The following day she went to Norwich hospital for tests, at which time she feared she would be diagnosed with epilepsy.
Elisha Hudson, 25, passed out on her way to the doctors’ office to ask about her headaches
She describes feeling ‘numb’ when, following a number of tests, including an MRI scan and CT scan, doctors told her that her headaches were symptoms of a brain tumour: a low-grade glioma.
She was told there was no treatment: surgery would be too dangerous and chemotherapy and radiotherapy weren’t available to her.
‘It’s so close to the optical nerve they won’t treat it at the moment. If the tumour continues to grow then obviously we will eventually, in the future, go down the route of chemotherapy or radiotherapy.
‘It could be another 10 years before I have treatment. But there are big risks with that because it is so close to my optical nerve.’
Ms. Hudson (bottom-left) with friends. Right, Ms. Hudson wearing her Norfolk’s pageant sash
An uncertain future
‘It was really frightening. I obviously didn’t know what was going on,’ Ms Hudson said.
‘At first I was trying to come to terms with whether I had epilepsy, and then they said I didn’t have it and they found this growth in my brain which they thought was a tumour and I would have to have a biopsy done.
‘It was so unexpected.’
She added: ‘I was so numb about it all.’
‘You have a lot of questions that go through your mind like, “How big is the tumour?”, “Is this going to affect my life?”, or my driving, my work, or myself financially?
‘Potentially, it is life-threatening, so also, “How long have I got?”‘
Ms Hudson became an activist to raise awareness about the disease to ‘get on with it’
A year following her diagnosis, Ms Hudson is still in the dark about her prospects.
However, to help her come to terms with the diagnosis, Elisha has decided to adopt a new mindset. She describes this as just, ‘getting on with it’.
‘The way I see it, because they’re saying there is no treatment at the moment I have to live my life to the full and to the max and stay positive,’ she said.
For example, she has become an activist to raise awareness about the disease, and has started a career in fashion modelling.
In September 2017, she entered the Norfolk pageant, which is supported by Brain Tumour Research (BTR).
She won the pageant, despite having no previous modelling experience.
‘It was amazing,’ Ms. Hudson said.
‘I never really was interested in pageants or beauty or anything like that, but as this particular pageant was raising money for BTR that’s why I went for it.’
She later raised £3,600 during a charity night.
She hopes to use her position as Miss Norfolk to spread awareness of her disease and to teach other sufferers not to feel their options are limited because of it.
‘Basically I just want to prove that yes, I do have a brain tumour but I can still fulfil my dreams through modelling and photo shoots and fashion,’ she said.
‘I want to prove the point that if somebody gets told bad news your life doesn’t get put on hold – go out and do everything you want to do.’
Today, Elisha has only a few symptoms, except for some remaining headaches.

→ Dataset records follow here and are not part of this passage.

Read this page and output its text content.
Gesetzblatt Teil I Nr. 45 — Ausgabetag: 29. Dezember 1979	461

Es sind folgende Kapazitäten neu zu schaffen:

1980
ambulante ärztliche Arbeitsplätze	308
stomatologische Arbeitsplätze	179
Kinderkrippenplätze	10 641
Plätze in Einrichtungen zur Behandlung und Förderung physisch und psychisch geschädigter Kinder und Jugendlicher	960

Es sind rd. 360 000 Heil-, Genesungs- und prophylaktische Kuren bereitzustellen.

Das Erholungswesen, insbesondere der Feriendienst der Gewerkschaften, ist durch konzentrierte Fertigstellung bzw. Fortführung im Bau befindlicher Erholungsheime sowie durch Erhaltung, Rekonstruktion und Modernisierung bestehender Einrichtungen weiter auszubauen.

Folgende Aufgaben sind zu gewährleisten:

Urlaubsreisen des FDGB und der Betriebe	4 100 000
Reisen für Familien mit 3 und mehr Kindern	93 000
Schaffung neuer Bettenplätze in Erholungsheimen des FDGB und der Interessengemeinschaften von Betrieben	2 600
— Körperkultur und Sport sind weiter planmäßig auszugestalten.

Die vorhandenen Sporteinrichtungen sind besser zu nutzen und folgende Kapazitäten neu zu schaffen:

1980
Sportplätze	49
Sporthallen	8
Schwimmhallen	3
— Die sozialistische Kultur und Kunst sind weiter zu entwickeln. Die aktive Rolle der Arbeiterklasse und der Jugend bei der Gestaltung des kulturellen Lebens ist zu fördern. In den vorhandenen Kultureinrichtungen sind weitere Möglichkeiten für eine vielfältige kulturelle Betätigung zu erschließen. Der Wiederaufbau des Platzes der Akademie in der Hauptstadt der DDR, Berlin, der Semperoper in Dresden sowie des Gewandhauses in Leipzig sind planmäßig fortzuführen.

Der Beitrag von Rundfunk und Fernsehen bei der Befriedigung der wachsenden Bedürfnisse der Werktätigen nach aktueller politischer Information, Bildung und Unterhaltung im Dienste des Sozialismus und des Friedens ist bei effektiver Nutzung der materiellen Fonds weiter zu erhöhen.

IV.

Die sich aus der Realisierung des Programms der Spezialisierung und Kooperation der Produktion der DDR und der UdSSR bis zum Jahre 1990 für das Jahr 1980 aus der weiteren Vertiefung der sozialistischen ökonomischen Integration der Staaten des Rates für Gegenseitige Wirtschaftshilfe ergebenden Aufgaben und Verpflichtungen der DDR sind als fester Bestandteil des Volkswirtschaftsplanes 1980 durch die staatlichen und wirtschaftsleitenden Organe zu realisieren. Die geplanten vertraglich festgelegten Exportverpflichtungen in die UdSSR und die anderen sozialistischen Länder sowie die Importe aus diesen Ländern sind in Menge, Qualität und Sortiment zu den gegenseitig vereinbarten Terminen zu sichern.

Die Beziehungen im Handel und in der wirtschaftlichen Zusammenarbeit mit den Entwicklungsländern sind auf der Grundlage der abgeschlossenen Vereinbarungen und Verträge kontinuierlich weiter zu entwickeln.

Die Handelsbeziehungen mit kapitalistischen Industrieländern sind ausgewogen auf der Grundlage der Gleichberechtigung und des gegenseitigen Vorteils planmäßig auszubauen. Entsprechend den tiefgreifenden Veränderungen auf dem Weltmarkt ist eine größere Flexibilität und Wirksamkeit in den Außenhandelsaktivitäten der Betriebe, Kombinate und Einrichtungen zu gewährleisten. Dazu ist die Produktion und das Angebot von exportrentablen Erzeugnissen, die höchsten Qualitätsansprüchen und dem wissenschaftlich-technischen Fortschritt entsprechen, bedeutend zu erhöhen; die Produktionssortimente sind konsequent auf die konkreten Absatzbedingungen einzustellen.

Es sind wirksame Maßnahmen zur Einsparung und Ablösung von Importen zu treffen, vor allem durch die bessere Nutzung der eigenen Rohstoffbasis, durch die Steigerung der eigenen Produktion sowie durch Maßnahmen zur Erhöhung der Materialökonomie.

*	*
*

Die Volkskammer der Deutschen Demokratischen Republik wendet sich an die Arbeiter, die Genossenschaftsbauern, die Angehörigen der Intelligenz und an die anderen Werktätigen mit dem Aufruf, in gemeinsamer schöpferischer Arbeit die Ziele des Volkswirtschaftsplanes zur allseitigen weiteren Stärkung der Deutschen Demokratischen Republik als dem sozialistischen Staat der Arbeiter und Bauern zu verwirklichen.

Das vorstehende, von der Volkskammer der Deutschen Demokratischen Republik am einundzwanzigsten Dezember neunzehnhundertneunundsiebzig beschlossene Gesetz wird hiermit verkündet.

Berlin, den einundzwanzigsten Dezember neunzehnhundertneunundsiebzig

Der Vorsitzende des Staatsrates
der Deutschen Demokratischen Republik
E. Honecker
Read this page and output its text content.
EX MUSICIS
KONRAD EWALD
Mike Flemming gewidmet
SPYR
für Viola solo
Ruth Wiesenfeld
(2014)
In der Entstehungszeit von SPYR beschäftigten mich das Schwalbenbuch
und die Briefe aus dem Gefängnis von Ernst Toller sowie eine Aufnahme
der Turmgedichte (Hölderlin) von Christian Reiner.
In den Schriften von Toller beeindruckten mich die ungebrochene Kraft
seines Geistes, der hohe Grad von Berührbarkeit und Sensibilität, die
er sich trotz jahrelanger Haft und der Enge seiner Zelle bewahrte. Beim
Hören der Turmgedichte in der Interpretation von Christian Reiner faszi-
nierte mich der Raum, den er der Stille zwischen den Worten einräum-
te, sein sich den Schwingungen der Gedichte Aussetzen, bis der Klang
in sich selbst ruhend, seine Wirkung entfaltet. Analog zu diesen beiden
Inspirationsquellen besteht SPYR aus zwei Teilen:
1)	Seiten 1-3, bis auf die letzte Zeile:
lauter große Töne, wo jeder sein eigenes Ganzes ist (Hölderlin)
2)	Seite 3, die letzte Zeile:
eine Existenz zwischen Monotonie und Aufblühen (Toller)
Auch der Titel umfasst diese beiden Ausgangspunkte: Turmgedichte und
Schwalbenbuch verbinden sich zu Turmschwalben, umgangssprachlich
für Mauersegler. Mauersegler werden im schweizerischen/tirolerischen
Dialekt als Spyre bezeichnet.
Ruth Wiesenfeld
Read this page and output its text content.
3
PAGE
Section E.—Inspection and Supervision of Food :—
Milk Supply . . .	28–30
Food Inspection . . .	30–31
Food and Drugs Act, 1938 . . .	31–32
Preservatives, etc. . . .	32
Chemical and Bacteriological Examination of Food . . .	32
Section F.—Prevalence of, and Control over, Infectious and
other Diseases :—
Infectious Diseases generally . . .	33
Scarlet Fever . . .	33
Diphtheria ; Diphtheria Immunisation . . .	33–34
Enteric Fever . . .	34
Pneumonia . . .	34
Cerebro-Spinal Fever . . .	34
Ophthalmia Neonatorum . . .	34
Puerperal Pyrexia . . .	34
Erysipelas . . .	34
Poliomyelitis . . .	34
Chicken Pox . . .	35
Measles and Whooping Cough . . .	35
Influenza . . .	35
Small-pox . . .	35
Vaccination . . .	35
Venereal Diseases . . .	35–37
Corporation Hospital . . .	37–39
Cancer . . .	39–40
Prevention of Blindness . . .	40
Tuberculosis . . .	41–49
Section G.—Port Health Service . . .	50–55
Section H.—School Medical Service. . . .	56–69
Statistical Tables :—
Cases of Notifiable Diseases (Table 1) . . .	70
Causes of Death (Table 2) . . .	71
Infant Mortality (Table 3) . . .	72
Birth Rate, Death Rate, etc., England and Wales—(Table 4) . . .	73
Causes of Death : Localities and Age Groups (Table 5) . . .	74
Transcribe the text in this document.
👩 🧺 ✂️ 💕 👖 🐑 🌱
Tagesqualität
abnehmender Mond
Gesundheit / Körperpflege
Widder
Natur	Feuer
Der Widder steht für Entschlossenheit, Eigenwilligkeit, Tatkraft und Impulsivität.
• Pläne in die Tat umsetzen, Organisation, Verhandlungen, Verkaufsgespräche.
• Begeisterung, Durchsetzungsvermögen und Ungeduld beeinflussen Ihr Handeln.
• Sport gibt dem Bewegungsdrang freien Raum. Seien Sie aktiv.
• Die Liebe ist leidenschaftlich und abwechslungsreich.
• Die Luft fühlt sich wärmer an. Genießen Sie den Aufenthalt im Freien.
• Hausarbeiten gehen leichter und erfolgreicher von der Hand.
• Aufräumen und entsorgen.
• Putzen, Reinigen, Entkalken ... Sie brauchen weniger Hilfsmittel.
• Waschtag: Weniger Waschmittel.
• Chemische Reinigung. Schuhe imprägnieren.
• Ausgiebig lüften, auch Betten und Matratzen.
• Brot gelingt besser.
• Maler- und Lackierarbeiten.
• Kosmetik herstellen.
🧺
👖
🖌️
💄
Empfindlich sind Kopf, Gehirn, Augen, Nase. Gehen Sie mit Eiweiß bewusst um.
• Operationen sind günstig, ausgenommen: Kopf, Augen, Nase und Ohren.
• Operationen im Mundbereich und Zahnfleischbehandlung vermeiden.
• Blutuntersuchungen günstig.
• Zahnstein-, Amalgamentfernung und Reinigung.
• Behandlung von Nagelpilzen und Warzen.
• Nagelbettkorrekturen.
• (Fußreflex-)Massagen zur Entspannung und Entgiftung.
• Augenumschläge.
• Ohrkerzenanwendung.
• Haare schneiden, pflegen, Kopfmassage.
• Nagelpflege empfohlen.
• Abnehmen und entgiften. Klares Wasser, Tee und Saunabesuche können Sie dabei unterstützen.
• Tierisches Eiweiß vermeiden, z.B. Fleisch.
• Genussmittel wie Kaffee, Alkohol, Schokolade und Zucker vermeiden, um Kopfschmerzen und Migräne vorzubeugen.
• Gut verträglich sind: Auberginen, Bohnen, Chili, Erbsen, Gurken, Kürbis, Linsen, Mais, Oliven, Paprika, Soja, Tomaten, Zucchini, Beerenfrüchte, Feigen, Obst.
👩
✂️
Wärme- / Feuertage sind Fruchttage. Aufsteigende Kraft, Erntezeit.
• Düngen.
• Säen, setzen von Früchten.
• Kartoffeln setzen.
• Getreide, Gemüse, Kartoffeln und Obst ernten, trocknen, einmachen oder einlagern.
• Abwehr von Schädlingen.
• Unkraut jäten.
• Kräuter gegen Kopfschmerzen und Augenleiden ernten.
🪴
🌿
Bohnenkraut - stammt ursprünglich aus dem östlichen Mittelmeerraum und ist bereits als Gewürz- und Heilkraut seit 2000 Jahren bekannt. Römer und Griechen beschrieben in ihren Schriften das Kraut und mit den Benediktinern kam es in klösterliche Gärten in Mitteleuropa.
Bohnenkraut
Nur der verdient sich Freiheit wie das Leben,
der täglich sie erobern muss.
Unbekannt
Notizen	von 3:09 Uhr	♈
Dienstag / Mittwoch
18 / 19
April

At times, however, she says she regrets getting her diagnoses.
‘I feel as if I have a heavy weight on my shoulders and I have gone through many different emotions. To begin with, I was angry that I had been told such devastating news yet there was no treatment.
‘Sometimes I wonder if it would be better not to know and not to have to live with the constant anxiety and worry that every little ache or pain, every headache, might mean the tumour is growing.’
She has also partnered with the Brain Tumour Research (BTR) and will collaborate with them on their ‘Wear A Hat Day’ initiative, March 29.
The day, which has run for nine years so far, has raised £9 million in total during Brain Tumour Awareness Month.
In the meantime, Ms. Hudson will continue to raise money for her cause and is organising another fundraiser for May.